The big picture is now clearer to me. Phil Jefferson rightly asked, what do you mean off track? Monetary policy is doing fine. Interest rates are, in his view, where they should be. He argued the case well.
But now I have an answer: The Fed has had three significant institutional failures: 1) Its inflation target is 2%, yet inflation exploded to 8%. The Fed did not forecast it, and did not see it even as it was happening. (Nor did many other forecasters, pointing to deeper conceptual problems.) 2) In the SVB and subsequent mess, the Fed's regulatory apparatus did not see or do anything about plain vanilla interest-rate risk combined with uninsured deposits. 3) I add a third, that nobody else seems to complain about: In 2020 starting with treasury markets, moving on to money market funds, state and local financing, and then an astonishing "whatever it takes" that corporate bond prices shall not fall, the Fed already revealed that the Dodd-Frank machinery was broken. (Will commercial real estate be next?)

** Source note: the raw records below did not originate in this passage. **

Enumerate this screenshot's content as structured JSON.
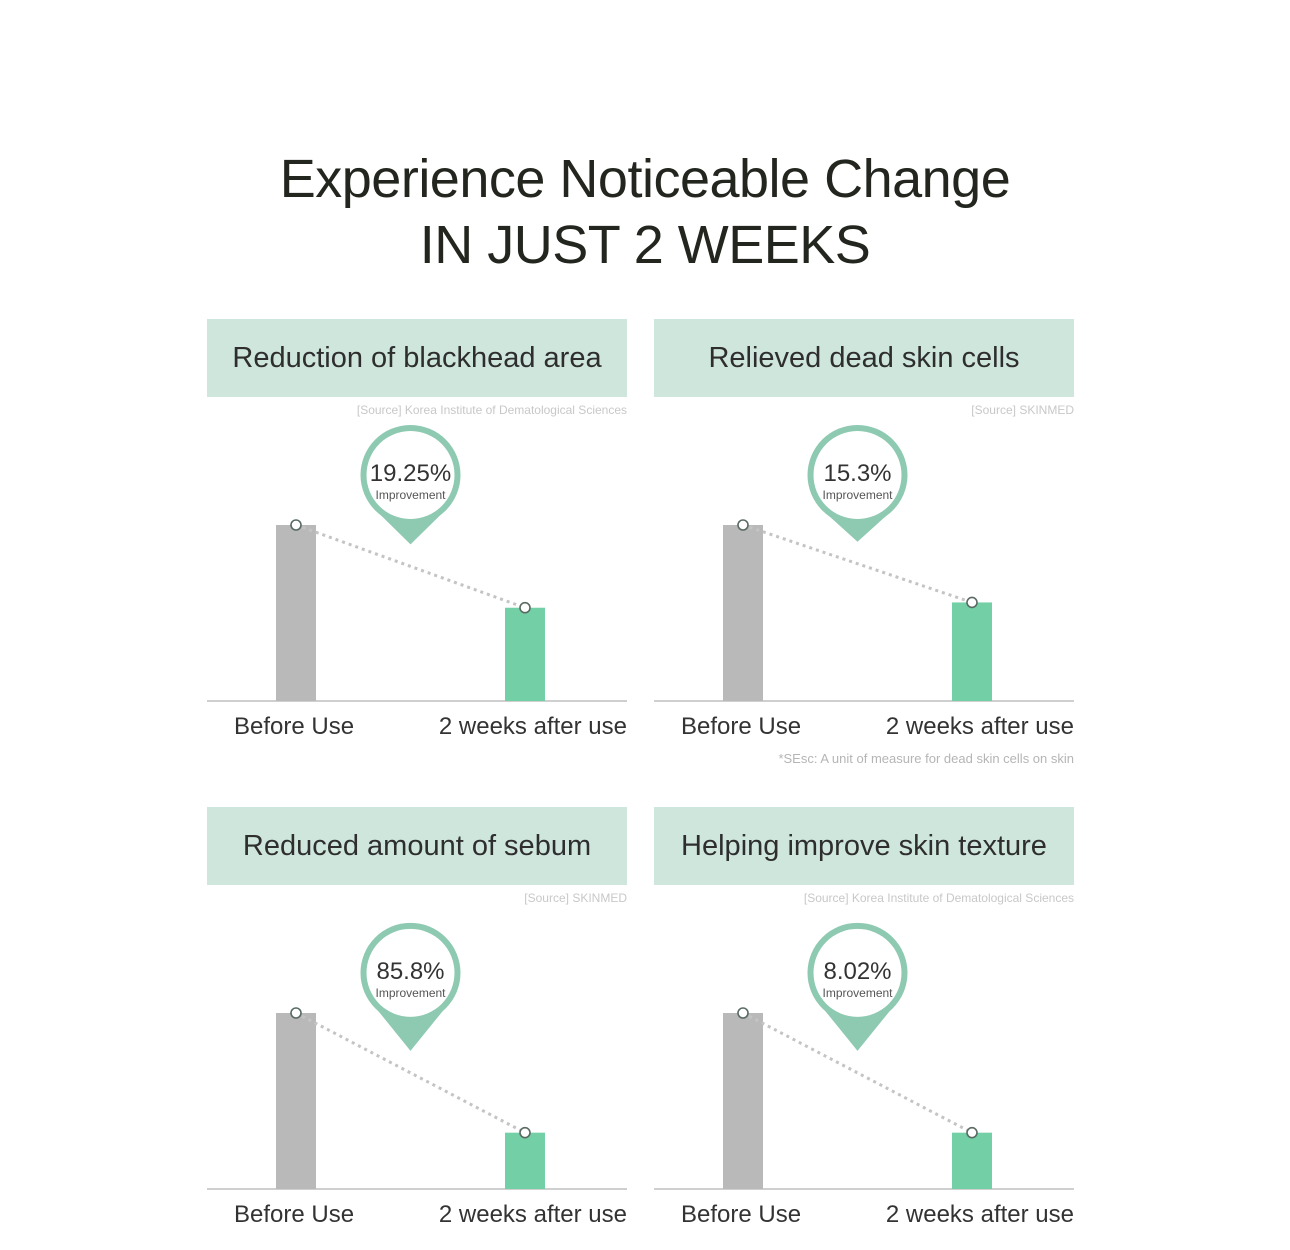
{
  "headline": {
    "line1": "Experience Noticeable Change",
    "line2": "IN JUST 2 WEEKS"
  },
  "colors": {
    "panel_header": "#cfe6dd",
    "before_bar": "#b9b9b9",
    "after_bar": "#72cfa6",
    "bubble": "#8ec9b2",
    "text": "#2e2e2e"
  },
  "chart_data": [
    {
      "type": "bar",
      "title": "Reduction of blackhead area",
      "source": "[Source] Korea Institute of Dematological Sciences",
      "categories": [
        "Before Use",
        "2 weeks after use"
      ],
      "values": [
        100,
        53
      ],
      "improvement_value": "19.25%",
      "improvement_label": "Improvement",
      "footnote": ""
    },
    {
      "type": "bar",
      "title": "Relieved dead skin cells",
      "source": "[Source] SKINMED",
      "categories": [
        "Before Use",
        "2 weeks after use"
      ],
      "values": [
        100,
        56
      ],
      "improvement_value": "15.3%",
      "improvement_label": "Improvement",
      "footnote": "*SEsc: A unit of measure for dead skin cells on skin"
    },
    {
      "type": "bar",
      "title": "Reduced amount of sebum",
      "source": "[Source] SKINMED",
      "categories": [
        "Before Use",
        "2 weeks after use"
      ],
      "values": [
        100,
        32
      ],
      "improvement_value": "85.8%",
      "improvement_label": "Improvement",
      "footnote": ""
    },
    {
      "type": "bar",
      "title": "Helping improve skin texture",
      "source": "[Source] Korea Institute of Dematological Sciences",
      "categories": [
        "Before Use",
        "2 weeks after use"
      ],
      "values": [
        100,
        32
      ],
      "improvement_value": "8.02%",
      "improvement_label": "Improvement",
      "footnote": ""
    }
  ]
}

Yet there is very little appetite for self-examination or even external examination. How did a good institution, filled with good, honest, smart and devoted public servants fail so badly? That's not "off-track" that's a derailment.
Well, two sessions at the conference begin to ask those questions, and the others aimed at the same issues. Hopefully they will prod the Fed to do so as well, or at least to be interested in other's answers to those questions.